A Organização de Libertação da Palestina (OLP) apelou hoje ao Hamas para que modifique o seu programa de Governo, que não reconhece a supremacia dos nacionalistas como porta-vozes da causa palestiniana. O movimento integrista já rejeitou essa exigência.
O Comité Executivo da OLP, que reúne todos os movimentos nacionalistas palestinianos e que durante anos liderou os contactos internacionais, reuniu-se hoje em Ramallah para examinar o programa apresentado pelo Hamas, vencedor das legislativas de 25 de Janeiro. O movimento radical, que não integra a OLP, recusa-se a reconhecer a organização como "única representante legítima" do povo palestiniano, o que constitui o principal foco de tensão entre integristas e nacionalistas.
"O Comité Executivo apela ao Hamas que modifique o seu programa político", declarou Tayssir Khaled, porta-voz da organização, no final do encontro, presidido por Mahmoud Abbas, simultaneamente líder da organização e presidente da Autoridade Palestiniana.

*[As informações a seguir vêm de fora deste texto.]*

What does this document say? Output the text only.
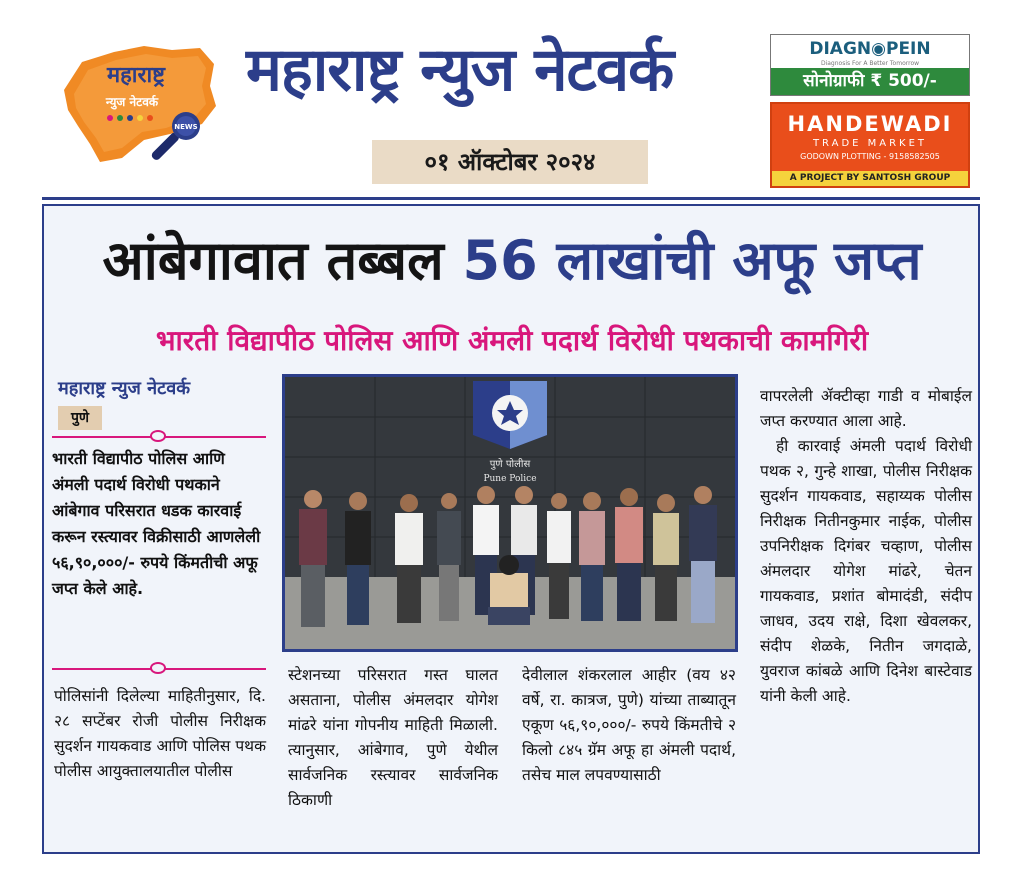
महाराष्ट्र
न्युज नेटवर्क
NEWS
महाराष्ट्र न्युज नेटवर्क
०१ ऑक्टोबर २०२४
DIAGN◉PEIN
Diagnosis For A Better Tomorrow
सोनोग्राफी ₹ 500/-
HANDEWADI
TRADE MARKET
GODOWN PLOTTING - 9158582505
A PROJECT BY SANTOSH GROUP
आंबेगावात तब्बल 56 लाखांची अफू जप्त
भारती विद्यापीठ पोलिस आणि अंमली पदार्थ विरोधी पथकाची कामगिरी
महाराष्ट्र न्युज नेटवर्क
पुणे
भारती विद्यापीठ पोलिस आणि अंमली पदार्थ विरोधी पथकाने आंबेगाव परिसरात धडक कारवाई करून रस्त्यावर विक्रीसाठी आणलेली ५६,९०,०००/- रुपये किंमतीची अफू जप्त केले आहे.
पोलिसांनी दिलेल्या माहितीनुसार, दि. २८ सप्टेंबर रोजी पोलीस निरीक्षक सुदर्शन गायकवाड आणि पोलिस पथक पोलीस आयुक्तालयातील पोलीस
पुणे पोलीस
Pune Police
स्टेशनच्या परिसरात गस्त घालत असताना, पोलीस अंमलदार योगेश मांढरे यांना गोपनीय माहिती मिळाली. त्यानुसार, आंबेगाव, पुणे येथील सार्वजनिक रस्त्यावर सार्वजनिक ठिकाणी
देवीलाल शंकरलाल आहीर (वय ४२ वर्षे, रा. कात्रज, पुणे) यांच्या ताब्यातून एकूण ५६,९०,०००/- रुपये किंमतीचे २ किलो ८४५ ग्रॅम अफू हा अंमली पदार्थ, तसेच माल लपवण्यासाठी
वापरलेली ॲक्टीव्हा गाडी व मोबाईल जप्त करण्यात आला आहे.
ही कारवाई अंमली पदार्थ विरोधी पथक २, गुन्हे शाखा, पोलीस निरीक्षक सुदर्शन गायकवाड, सहाय्यक पोलीस निरीक्षक नितीनकुमार नाईक, पोलीस उपनिरीक्षक दिगंबर चव्हाण, पोलीस अंमलदार योगेश मांढरे, चेतन गायकवाड, प्रशांत बोमादंडी, संदीप जाधव, उदय राक्षे, दिशा खेवलकर, संदीप शेळके, नितीन जगदाळे, युवराज कांबळे आणि दिनेश बास्टेवाड यांनी केली आहे.
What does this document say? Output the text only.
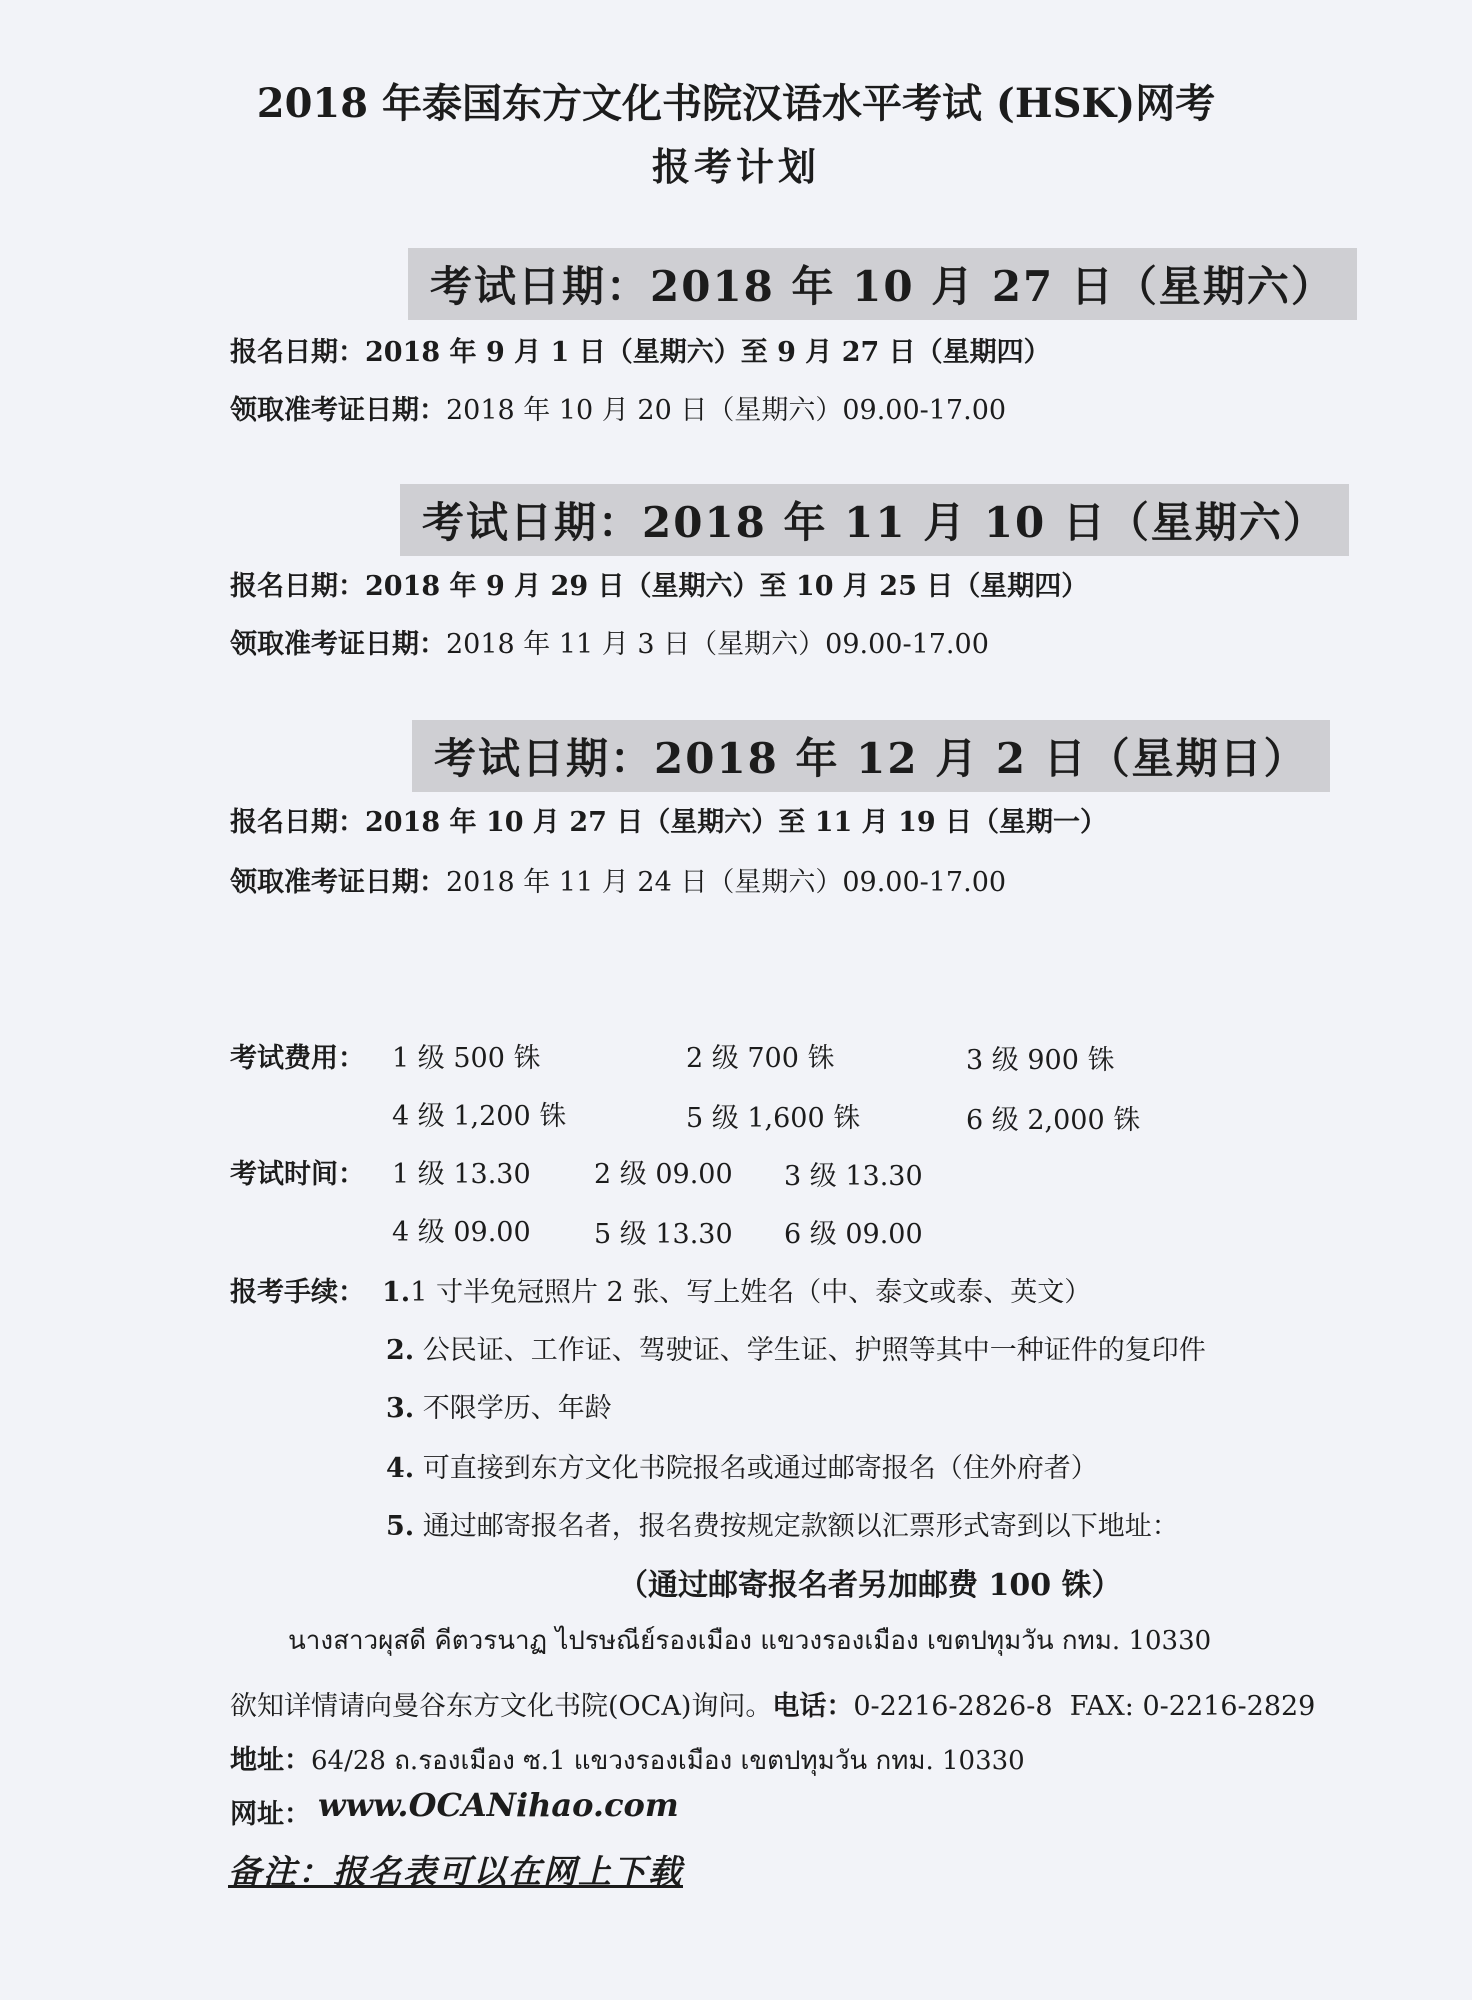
2018 年泰国东方文化书院汉语水平考试 (HSK)网考
报考计划
考试日期：2018 年 10 月 27 日（星期六）
报名日期：2018 年 9 月 1 日（星期六）至 9 月 27 日（星期四）
领取准考证日期：2018 年 10 月 20 日（星期六）09.00-17.00
考试日期：2018 年 11 月 10 日（星期六）
报名日期：2018 年 9 月 29 日（星期六）至 10 月 25 日（星期四）
领取准考证日期：2018 年 11 月 3 日（星期六）09.00-17.00
考试日期：2018 年 12 月 2 日（星期日）
报名日期：2018 年 10 月 27 日（星期六）至 11 月 19 日（星期一）
领取准考证日期：2018 年 11 月 24 日（星期六）09.00-17.00
考试费用： 1 级 500 铢	2 级 700 铢	3 级 900 铢
4 级 1,200 铢	5 级 1,600 铢	6 级 2,000 铢
考试时间： 1 级 13.30 2 级 09.00 3 级 13.30
4 级 09.00 5 级 13.30 6 级 09.00
报考手续： 1.1 寸半免冠照片 2 张、写上姓名（中、泰文或泰、英文）
2. 公民证、工作证、驾驶证、学生证、护照等其中一种证件的复印件
3. 不限学历、年龄
4. 可直接到东方文化书院报名或通过邮寄报名（住外府者）
5. 通过邮寄报名者，报名费按规定款额以汇票形式寄到以下地址：
（通过邮寄报名者另加邮费 100 铢）
นางสาวผุสดี คีตวรนาฏ ไปรษณีย์รองเมือง แขวงรองเมือง เขตปทุมวัน กทม. 10330
欲知详情请向曼谷东方文化书院(OCA)询问。电话：0-2216-2826-8 FAX: 0-2216-2829
地址：64/28 ถ.รองเมือง ซ.1 แขวงรองเมือง เขตปทุมวัน กทม. 10330
网址： www.OCANihao.com
备注：报名表可以在网上下载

"O Presidente Abbas vai enviar uma carta ao Hamas a explicar a sua posição em relação ao programa, que é inaceitável. O Governo do Hamas deve revê-lo e apresentar um novo programa que tenha em conta os interesses do povo palestiniano", acrescentou.
"O Hamas não é uma alternativa à OLP", sublinhou Zakaria Al-Agha, outro membro do Comité Executivo, enquanto o primeiro-ministro cessante, Ahmad Qorei, disse ser "inaceitável que [o Hamas] não reconheça a supremacia da OLP".
Tentando serenar os ânimos, Abbas declarou, no final da reunião, que "não existe qualquer crise constitucional" e que o Governo do Hamas deverá tomar posse em breve. "Há algumas questões essenciais como o facto da OLP ser a primeira referência para a Autoridade Palestiniana e isso deve constar claramente no programa de Governo", afirmou.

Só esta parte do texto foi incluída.